“Say, are you guys from New York?”
We looked up from the Torah texts we had been studying to see a couple of middle-aged gentlemen with closely trimmed beards, who had just walked into the coffee shop on 25th Street South in Fargo, North Dakota. “We see guys like you in the movies; they’re always from New York.”
We responded with a cheerful “Yes” and struck up a conversation. We had begun our day as usual with our post-prayer studies in a local coffee shop, sipping kosher-certified fruit drinks. The routine proved fruitful, as the Lutheran pastor and his friend told us of a Jewish professor at the local university, whom they know.
In this age of information, it usually does not take long to find a way to contact an individual if you know their name and place of employment, and within minutes we had a phone number. We called the professor and set up a meeting for the next day for an early afternoon drink.
The next day, in another coffee shop, this one in Moorhead, Minnesota (the “other half” of Fargo, on the other side of the state line), we sat with the professor as he reminisced about growing up in Manhattan, New York, and spoke of his various travels through the States, ending up at the border of Minnesota and North Dakota.

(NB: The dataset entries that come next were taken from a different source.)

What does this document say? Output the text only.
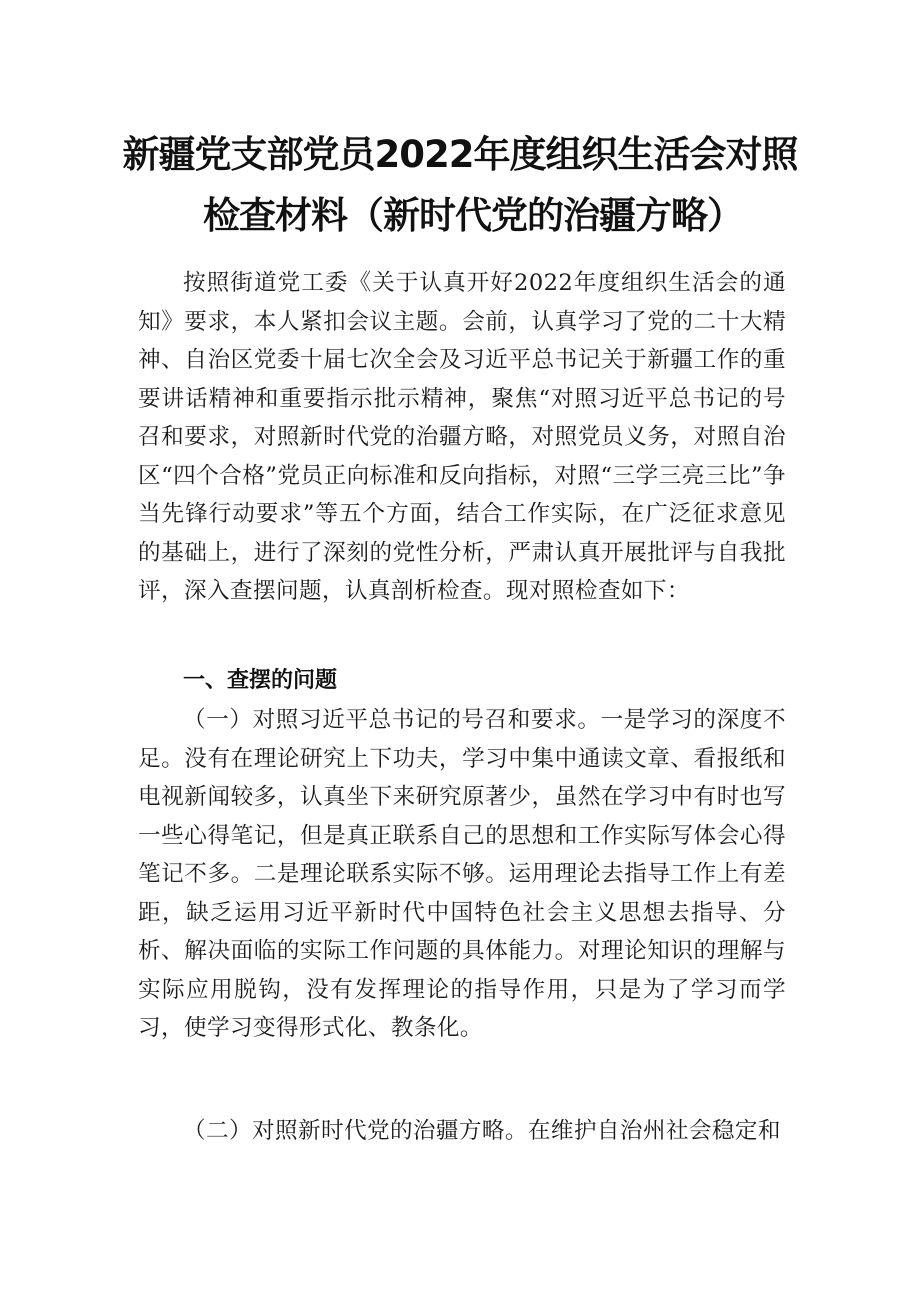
新疆党支部党员2022年度组织生活会对照
检查材料（新时代党的治疆方略）

按照街道党工委《关于认真开好2022年度组织生活会的通知》要求，本人紧扣会议主题。会前，认真学习了党的二十大精神、自治区党委十届七次全会及习近平总书记关于新疆工作的重要讲话精神和重要指示批示精神，聚焦“对照习近平总书记的号召和要求，对照新时代党的治疆方略，对照党员义务，对照自治区“四个合格”党员正向标准和反向指标，对照“三学三亮三比”争当先锋行动要求”等五个方面，结合工作实际，在广泛征求意见的基础上，进行了深刻的党性分析，严肃认真开展批评与自我批评，深入查摆问题，认真剖析检查。现对照检查如下：

一、查摆的问题

（一）对照习近平总书记的号召和要求。一是学习的深度不足。没有在理论研究上下功夫，学习中集中通读文章、看报纸和电视新闻较多，认真坐下来研究原著少，虽然在学习中有时也写一些心得笔记，但是真正联系自己的思想和工作实际写体会心得笔记不多。二是理论联系实际不够。运用理论去指导工作上有差距，缺乏运用习近平新时代中国特色社会主义思想去指导、分析、解决面临的实际工作问题的具体能力。对理论知识的理解与实际应用脱钩，没有发挥理论的指导作用，只是为了学习而学习，使学习变得形式化、教条化。

（二）对照新时代党的治疆方略。在维护自治州社会稳定和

Topics ranged from “Manhattan then and Manhattan now” to the Baal Shem Tov and the inception of Chassidism and Chabad chassidic philosophy, leading into discussion of prayer, known as the “service of the heart,” and each individual’s developing a unique, personal and interactive relationships with G‑d. It’s fair to say that service of G‑d must by definition revolve around fulfilling the divine commandments, which G‑d had given us as a means to connect to him (mitzvah, the Hebrew word for “commandment,” is linguistically linked to the Aramaic term for connection), and the discussion turned to the mitzvahs of tefillin and mezuzah. But as it does when it is being well spent, the time had flown, and we found ourselves about to run late to another meeting that we had scheduled earlier, so we arranged to meet the next day to take up where we had left off.
The following morning, after packing our personal baggage, Judaica items, books and non-perishable foods into the trunk, we packed the perishable food for the remainder of our five-week trip into the cooler that is the dependable passenger in our back seats (two and a half out of the three back seats, to be precise) for the duration of this trip. We topped it with ice, checked out of the hotel, and headed off to see the professor before our departure to the next city on our trip.
We met at his house and followed him to the university, where he is in the process of moving into a new office. We put up a mezuzah on the doorpost of his new office, and he put on tefillin for the first time since the age of eighteen, reading the Shema in both Hebrew and English.
We spoke some more, and then some more again, before parting ways and promising to keep in touch (which has already been the case, with some late night e-mails as I type up this story).